Die KESB hilft Personen in Gefährdungssituationen, die sich nicht selber helfen können. (Symbolbild Keystone)

Der Regierungsrat hat einen entsprechenden Bericht und einen Entwurf für eine Verordnungsänderung verabschiedet, wie es in einer Mitteilung vom Mittwoch heisst.

Die Vormundschaft sei Aufgabe der Gemeinden, schreibt die Regierung. Der Kanton übernehme als Entgegenkommen die Mehrkosten aus den befristeten Stellenerhöhungen im laufenden Jahr.

Ab 2015 soll die Abgeltung durch die Gemeinden von 0,045 Steuereinheiten auf 0,065 Einheiten steigen. Angesichts der angespannten Finanzlage lehnten die Gemeinden in einer Anhörung eine so hohe Erhöhung ab. Sie schlagen als Kompromiss eine Erhöhung auf lediglich 0,055 Steuereinheiten vor.

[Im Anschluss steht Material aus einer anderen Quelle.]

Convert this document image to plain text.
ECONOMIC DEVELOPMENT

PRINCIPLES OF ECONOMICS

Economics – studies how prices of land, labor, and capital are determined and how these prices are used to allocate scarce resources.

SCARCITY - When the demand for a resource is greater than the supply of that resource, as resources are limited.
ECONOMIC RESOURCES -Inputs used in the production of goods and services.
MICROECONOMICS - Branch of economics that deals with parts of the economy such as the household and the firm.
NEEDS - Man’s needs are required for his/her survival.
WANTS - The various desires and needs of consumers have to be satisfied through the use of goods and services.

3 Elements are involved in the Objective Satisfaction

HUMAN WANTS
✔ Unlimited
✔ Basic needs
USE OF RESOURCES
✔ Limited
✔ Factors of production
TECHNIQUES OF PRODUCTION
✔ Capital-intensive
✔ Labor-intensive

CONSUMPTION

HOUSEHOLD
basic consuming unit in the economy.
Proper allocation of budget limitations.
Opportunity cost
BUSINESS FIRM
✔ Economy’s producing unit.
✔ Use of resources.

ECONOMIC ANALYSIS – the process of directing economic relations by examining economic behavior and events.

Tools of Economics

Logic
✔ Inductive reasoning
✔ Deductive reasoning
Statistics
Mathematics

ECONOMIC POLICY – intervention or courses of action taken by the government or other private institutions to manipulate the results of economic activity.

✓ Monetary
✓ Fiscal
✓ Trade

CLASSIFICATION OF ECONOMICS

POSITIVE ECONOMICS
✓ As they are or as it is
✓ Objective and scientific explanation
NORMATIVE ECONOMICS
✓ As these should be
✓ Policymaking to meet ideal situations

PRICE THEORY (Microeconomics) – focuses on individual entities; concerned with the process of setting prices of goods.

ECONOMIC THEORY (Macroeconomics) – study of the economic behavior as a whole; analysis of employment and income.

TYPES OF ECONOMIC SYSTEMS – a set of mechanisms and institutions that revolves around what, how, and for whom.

Bei den Gemeinden weitgehend unbestritten ist eine geänderte Zusammensetzung der Fachbehörde. Sie soll künftig aus bis zu fünf Mitgliedern verschiedenere Disziplinen bestehen, und nicht nur aus deren drei wie bisher. Die Flexibilisierung erlaube die Besetzung der Behörde in Teilpensen, heisst es in der Mitteilung weiter.

Mehr zu tun als geplant

Die KESB ist seit dem 1. Januar 2013 anstelle der früheren Vormundschaftsbehörden für die Prüfung und Anordnung von Massnahmen im Kindes- und Erwachsenenschutz zuständig. Die Behörde kämpfte seitdem mit höheren Fallzahlen als erwartet und Personalabgängen.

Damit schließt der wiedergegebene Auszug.